Jarrod: Yeah. And I think this is one of the biggest spaces that it sort of in my time working education policy that so often the temptation for government policymakers is to look at big data. And you know, we want to see and get measures of success in each school and understand, you know, using metrics around which schools are performing better than others, and which teachers are performing better than others. But you know, whilst there's a place for that. It shouldn't be the focus. And in education policy, I think sometimes policymakers, and you know, I've been through the learning process where the temptation is looking at big data. And then when you actually get out in schools and talk to educators and the biggest policy area that that we need to focus on is, how do we make assessment and data and evidence relevant to the classroom and actually support teachers better to make better evidence-based decisions. And this doesn't come from looking at the mean scale score of a school compared to all the other schools in in your system. What it comes down to is actually making the evidence related so much closer to what's actually happening in the classroom. and to making sure that we don't lose track of what reliability and validity actually means in the classroom. And you know we can, we know that through the educational measurement that there are ways that we can quantify and qualify what the assessments mean, and we can make them relatable back to what's happening in the classroom. And we're never going to do it better than what the teacher does. But we will give them a body of evidence that actually means something against a learning continuum that will either reinforce what they know, or it might show something a little bit different to what their understanding is that will assist them in making evidence-based decisions around students’ next steps in learning. And that that's what we really want.

Marc: You know, it's it. It really emphasises too that point about supporting teachers, professional learning, their development, their understanding in this space. Because that's continued as well, and I still believe there's a bit of learning, and even some unlearning to be done along the way.

So, 9 to 12 months of teaching and learning has occurred. We've collected evidence. We've collected data. And one of the things that I'd like to put forward to you, Jarrod, is this term of growth. It’s used quite a bit in education, and in your experience, we know that there's research being done in this space about what student learning growth is, but also what are some of the myths that may be out there as well, that teachers and schools and all educational groups might be experiencing.

Jarrod: Yeah, I mean, growth is such an important – I don't want to call it a buzz word – but it is a really important word that is understood differently. So yeah, we do all want to see students progress. And so if we want to be able to understand how they're they've been progressing and how we can support them to progress more quickly.So, there's plenty of misconceptions out there about what growth is and how we should be treating it. I think the biggest myth, and we see it so often around the world, is where growth is being understood as a change in almost the ranking or performance of a student against the performances of other students. Now, this is actually not learning growth. This is, you could call it a growth in a ranking, or it's a change in ranking., it's an improvement in cohort performance. But does it actually mean anything back towards what we're actually teaching kids and how we want them to learn it?
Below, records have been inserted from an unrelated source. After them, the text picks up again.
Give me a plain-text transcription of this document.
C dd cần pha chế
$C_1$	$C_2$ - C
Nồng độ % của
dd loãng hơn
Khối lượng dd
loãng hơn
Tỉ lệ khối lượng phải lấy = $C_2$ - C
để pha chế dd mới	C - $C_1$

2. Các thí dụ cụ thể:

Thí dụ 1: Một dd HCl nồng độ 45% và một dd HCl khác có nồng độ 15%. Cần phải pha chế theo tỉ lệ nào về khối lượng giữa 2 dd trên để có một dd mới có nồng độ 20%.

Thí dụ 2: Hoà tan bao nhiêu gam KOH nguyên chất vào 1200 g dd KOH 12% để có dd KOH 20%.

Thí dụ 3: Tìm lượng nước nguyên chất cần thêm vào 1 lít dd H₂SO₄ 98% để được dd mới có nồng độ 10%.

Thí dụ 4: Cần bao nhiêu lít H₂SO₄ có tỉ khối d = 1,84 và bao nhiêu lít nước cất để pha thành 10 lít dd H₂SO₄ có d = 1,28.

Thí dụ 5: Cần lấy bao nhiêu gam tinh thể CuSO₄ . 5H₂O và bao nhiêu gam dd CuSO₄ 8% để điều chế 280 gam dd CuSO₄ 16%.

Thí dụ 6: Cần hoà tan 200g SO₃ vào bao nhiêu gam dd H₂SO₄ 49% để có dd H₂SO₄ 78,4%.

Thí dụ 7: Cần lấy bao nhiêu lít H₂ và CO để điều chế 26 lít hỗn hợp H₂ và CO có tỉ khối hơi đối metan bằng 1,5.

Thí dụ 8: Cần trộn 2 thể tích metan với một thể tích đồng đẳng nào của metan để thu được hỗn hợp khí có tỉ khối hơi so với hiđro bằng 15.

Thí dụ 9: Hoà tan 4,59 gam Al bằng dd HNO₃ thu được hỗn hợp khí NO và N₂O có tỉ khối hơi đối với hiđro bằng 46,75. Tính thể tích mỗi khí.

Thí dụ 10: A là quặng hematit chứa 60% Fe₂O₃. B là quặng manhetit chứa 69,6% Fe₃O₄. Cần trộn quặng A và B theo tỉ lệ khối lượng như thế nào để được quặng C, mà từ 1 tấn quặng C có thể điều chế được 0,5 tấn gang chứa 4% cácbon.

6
It doesn't.

What it essentially does is set up a system of winners and losers in a rankings state. Now, the problem, the biggest problem, with that is you could have all students progressing. And then you've got this ‘winners and losers’ system that we're talking about growth with. You could have but hypothetically – I'd hate to see this ever happen – but you could have a situation where no students are progressing and we're getting this idea of some students are actually doing better because they're performing better than other students.

None of this is really helping the question of ‘how do we improve learning.’ So learning growth – you know, I'm very passionate about this – because I think that there are so many, there are different ways we can actually evaluate learning and progress. But for me, you need tools that are entrenched in learning measurement to properly be able to measure learning growth. If we're looking at from, you know I'm not talking about you know the baseline assessment. And then the end of chapter test, where we're actually understanding how students have may have learned a particular set of concepts. What we're actually looking at is how are students traveling against that continuum of mathematics, or in that area of reading comprehension, or in science, or in that that bigger learning area. How are they actually travelling and progressing over time? So this is where we really do need learning measurement. That is sort of entrenched in a proper psychometric model, not just how they're performing against other students.

We shouldn't also be focused just on the numbers. We need to be able to relate that back to what learning actually looks like in the classroom. So what we do – and what one of the things I absolutely love about what ACER’s capability – is that we build these tools that that are entrenched in in learning measurement, that are supported by the psychometric methods that will actually enable us to calibrate different levels of assessment back to that latent variable, back to that construct of mathematics, or that construct of reading, or that construct of science, and other constructs where we can actually then say, we can use tools, assessment tools at different stages of learning, but then be able to get measures that relate back to a common scale and a scale that is described. So, we can actually understand that at this particular level these are the types of skills, concepts, and understandings that students are demonstrating. And then, 9 to 12 months later, have a subsequent measure against that scale where we can actually get a quantifiable measure, so we can see a learning gain against that scale, but also understand by looking at how that described progression against that scale…We can see what the actual skills and concepts are that students have been improving in and what are the next targets that we're setting for them? And this is actually the real way of being able to quantify and qualify learning growth against a measure. It is a complex area. It's not an area that is easy for teachers, that teachers can easily tackle without the support of really good tools, really good assessments. But it's important to understand that there's that that what some people call growth, and what some assessments will say that they measure growth in is not really learning growth.

Marc: Interesting when we talk about obviously the tools which are really critical. And I think sometimes when we, as we've gone through this discussion today, Jarrod, is that we almost need to be selective of the tools we pick as well. We need to think carefully about the kinds of things that we're putting in front of our teachers, how we're using them to make these informed decisions when we talk about that measurement between one point to the other after that, 9 to 12 months of teaching and learning, I often think about what's happening in between those 9 to 12 months, as well, you know, along with the tools and the assessments we collect and the evidence we collect, you know what teaching is actually happening. So earlier on in our conversation, we talked about looking at what evidence we can infer. And therefore, what are the things that we putting in place to impact those changes will impact improvement or impact, looking for strengths, weaknesses, and gaps.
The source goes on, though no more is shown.